The cautiously optimistic outlook is anchored on continued macroeconomic stability, improved execution of incentives under the new tax laws scheduled to take effect from January 1, favourable oil price dynamics, rising foreign capital inflows, stable energy costs, and the timely implementation of key industrial and fiscal policies aimed at strengthening domestic production.

Effective execution of new tax laws and incentives critical – MAN

In his projection, Director of Research and Economic Policy Division, Manufacturers Association of Nigeria (MAN), Dr Oluwasegun Osidipe, said the sector is expected to record 3.1 percent real growth and a contribution of 10.2 percent to the real gross domestic product (GDP) in the coming year.

He however hinged the expected improved performance on the effective execution of incentives under the new tax laws.

On the requisite conditions to achieve the improved outlook, Osidipe said: “The naira is projected to appreciate further to N1,300–N1,400/$, driven by global oil price recovery, stronger external reserves, robust export earnings, increased foreign investments and remittance inflows.

“Headline inflation will decelerate further to 14%, supported by easing food prices, stable energy prices and appreciation of the naira.

“The Central Bank of Nigeria (CBN) is anticipated to implement further cuts in the benchmark interest rate to about 23%, in line with the disinflationary trend and to stimulate credit expansion and output growth.
“Further reduction in lending rates and completion of the bank recapitalisation exercise will enhance credit availability to manufacturers, strengthening investment and capacity utilisation.
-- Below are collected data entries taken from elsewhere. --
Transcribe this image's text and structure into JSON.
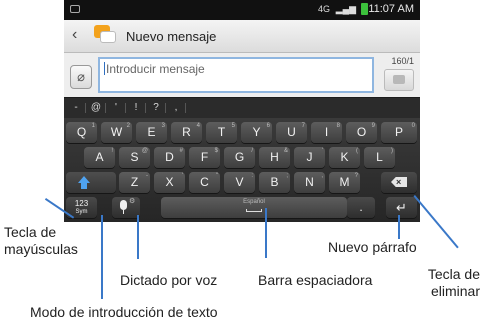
{
  "status_bar": {
    "time": "11:07 AM",
    "signal_glyph": "4G",
    "signal_bars": "▂▄▆"
  },
  "title_bar": {
    "back_glyph": "‹",
    "title": "Nuevo mensaje"
  },
  "compose": {
    "placeholder": "Introducir mensaje",
    "char_counter": "160/1",
    "attach_glyph": "⌀"
  },
  "symbol_row": [
    "-",
    "@",
    "'",
    "!",
    "?",
    ","
  ],
  "keyboard": {
    "row1": [
      {
        "label": "Q",
        "sub": "1"
      },
      {
        "label": "W",
        "sub": "2"
      },
      {
        "label": "E",
        "sub": "3"
      },
      {
        "label": "R",
        "sub": "4"
      },
      {
        "label": "T",
        "sub": "5"
      },
      {
        "label": "Y",
        "sub": "6"
      },
      {
        "label": "U",
        "sub": "7"
      },
      {
        "label": "I",
        "sub": "8"
      },
      {
        "label": "O",
        "sub": "9"
      },
      {
        "label": "P",
        "sub": "0"
      }
    ],
    "row2": [
      {
        "label": "A",
        "sub": "!"
      },
      {
        "label": "S",
        "sub": "@"
      },
      {
        "label": "D",
        "sub": "#"
      },
      {
        "label": "F",
        "sub": "$"
      },
      {
        "label": "G",
        "sub": "/"
      },
      {
        "label": "H",
        "sub": "&"
      },
      {
        "label": "J",
        "sub": "'"
      },
      {
        "label": "K",
        "sub": "("
      },
      {
        "label": "L",
        "sub": ")"
      }
    ],
    "row3": [
      {
        "label": "Z",
        "sub": "-"
      },
      {
        "label": "X",
        "sub": "'"
      },
      {
        "label": "C",
        "sub": "\""
      },
      {
        "label": "V",
        "sub": ":"
      },
      {
        "label": "B",
        "sub": ";"
      },
      {
        "label": "N",
        "sub": ","
      },
      {
        "label": "M",
        "sub": "?"
      }
    ],
    "mode_key": {
      "top": "123",
      "bottom": "Sym"
    },
    "space_label": "Español",
    "period_key": ".",
    "mic_gear": "⚙",
    "enter_glyph": "↵"
  },
  "callouts": {
    "shift": "Tecla de\nmayúsculas",
    "voice": "Dictado por voz",
    "space": "Barra espaciadora",
    "enter": "Nuevo párrafo",
    "delete": "Tecla de\neliminar",
    "input_mode": "Modo de introducción de texto"
  },
  "colors": {
    "callout": "#3a78c8",
    "shift_arrow": "#4fa3f0",
    "keyboard_bg": "#262626"
  }
}
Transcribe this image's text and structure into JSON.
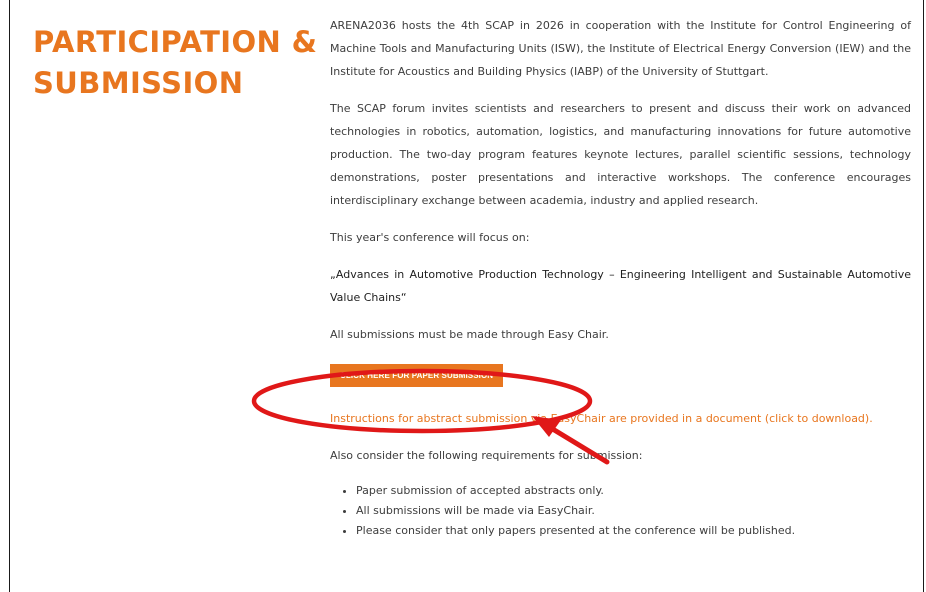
{
  "section": {
    "heading_line1": "PARTICIPATION &",
    "heading_line2": "SUBMISSION"
  },
  "content": {
    "intro": "ARENA2036 hosts the 4th SCAP in 2026 in cooperation with the Institute for Control Engineering of Machine Tools and Manufacturing Units (ISW), the Institute of Electrical Energy Conversion (IEW) and the Institute for Acoustics and Building Physics (IABP) of the University of Stuttgart.",
    "forum": "The SCAP forum invites scientists and researchers to present and discuss their work on advanced technologies in robotics, automation, logistics, and manufacturing innovations for future automotive production. The two-day program features keynote lectures, parallel scientific sessions, technology demonstrations, poster presentations and interactive workshops. The conference encourages interdisciplinary exchange between academia, industry and applied research.",
    "focus_intro": "This year's conference will focus on:",
    "focus_title": "„Advances in Automotive Production Technology – Engineering Intelligent and Sustainable Automotive Value Chains“",
    "easychair_note": "All submissions must be made through Easy Chair.",
    "submit_button": "CLICK HERE FOR PAPER SUBMISSION",
    "instructions_link": "Instructions for abstract submission via EasyChair are provided in a document (click to download).",
    "requirements_intro": "Also consider the following requirements for submission:",
    "requirements": [
      "Paper submission of accepted abstracts only.",
      "All submissions will be made via EasyChair.",
      "Please consider that only papers presented at the conference will be published."
    ]
  },
  "colors": {
    "accent": "#e8761f",
    "annotation": "#e01818"
  }
}
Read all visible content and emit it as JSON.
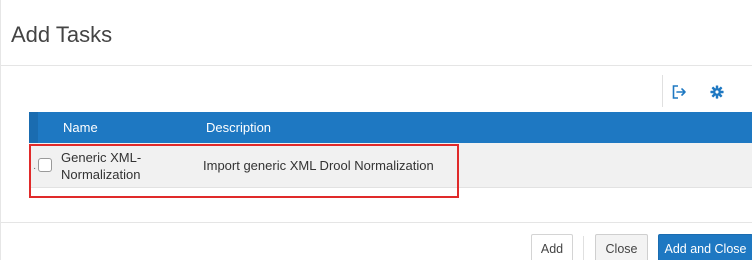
{
  "dialog": {
    "title": "Add Tasks"
  },
  "toolbar": {
    "export_icon": "export-icon",
    "settings_icon": "gear-icon"
  },
  "table": {
    "columns": [
      "Name",
      "Description"
    ],
    "rows": [
      {
        "selected": false,
        "name": "Generic XML-\nNormalization",
        "description": "Import generic XML Drool Normalization"
      }
    ]
  },
  "footer": {
    "add_label": "Add",
    "close_label": "Close",
    "add_and_close_label": "Add and Close"
  },
  "colors": {
    "accent": "#1e78c2",
    "highlight": "#e02a2a"
  }
}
“Real growth is projected to reach 3.1 percent while contribution to real GDP is expected to rise to 10.2 percent. These gains, however, hinge on the effective execution of incentives under the new tax laws, the operationalisation of the National Single Window (NSW) Project and the purposeful implementation of the Nigeria Industrial Policy in close alignment with the “Nigeria First” Policy framework,” he stated.